Black holes - in some cases mistakenly portrayed as the "vacuum cleaners" of the universe - hold an unending interest for space experts and sci-fi scholars alike. These bodies, whose gravitational pull is intense that even light can’t escape once it passes the event horizon, have long been considered space-time region where, mysteriously, the typical laws of physics fail.
A long-standing problem identified with black holes deals with something called "information paradox." basically, the laws of quantum mechanics let us know that everything in the universe is encoded with information about its constituent particles' quantum states. Furthermore, this information is not supposed to vanish completely, regardless of the fact that something gets sucked into a black hole. The fact that this data appears to get hopelessly lost when a black hole unavoidably dissipates has baffled physicists for about four decades.
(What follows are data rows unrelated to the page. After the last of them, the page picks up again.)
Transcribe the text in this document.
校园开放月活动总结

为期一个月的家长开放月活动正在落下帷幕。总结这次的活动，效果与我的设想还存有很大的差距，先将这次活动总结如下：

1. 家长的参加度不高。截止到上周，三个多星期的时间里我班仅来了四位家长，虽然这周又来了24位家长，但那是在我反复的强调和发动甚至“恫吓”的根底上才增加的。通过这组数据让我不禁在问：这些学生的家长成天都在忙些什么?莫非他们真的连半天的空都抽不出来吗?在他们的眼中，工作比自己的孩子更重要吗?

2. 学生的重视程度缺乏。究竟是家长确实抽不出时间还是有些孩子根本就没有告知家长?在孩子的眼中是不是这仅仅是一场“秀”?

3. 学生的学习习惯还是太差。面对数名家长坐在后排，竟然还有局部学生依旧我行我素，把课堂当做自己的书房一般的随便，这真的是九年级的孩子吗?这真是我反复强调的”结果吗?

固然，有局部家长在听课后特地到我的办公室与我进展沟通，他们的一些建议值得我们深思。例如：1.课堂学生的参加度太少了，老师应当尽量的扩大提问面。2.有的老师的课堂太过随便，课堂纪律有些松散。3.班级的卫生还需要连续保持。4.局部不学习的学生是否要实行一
A well-known British physicist and cosmologist Stephen Hawking exhibited a thought regarding how this paradox can be explained, during a lecture at the KTH Royal Institute of Technology in Stockholm on Tuesday. As per him, the quantum-mechanical data about particles falling into black holes doesn't really enter the black hole. "The information is not kept in the inner side of the black hole as one may expect, however in its boundaries - the event Horizon," Hawking said, including that the data is encoded in two-dimensional holograms known as "super translations." "The thought is that super translations are a multi-dimensional image of the in-going particles," Hawking said. "Hence they contain all the data that would otherwise be lost." In this way, while the data is not in fact lost, it is safeguarded in a "chaotic, useless form," Hawking included. "For every single particle purpose, the data is lost." Furthermore, what happens to the stuff that does fall into the black hole? As indicated by Hawking, they go down a one- way path, in the long run twisting up in another universe. "The hole should be big and in the event that it was rotating, it may have an entry to another universe. Yet, you couldn't return to our universe.
So in spite of the fact that I'm enthused about space flight, I'm not going to attempt that," Hawking said. "The message of this address is that black holes … are not the everlasting prisons they were once thought. Things can escape from a black hole both on the outside and conceivably turn out in another universe.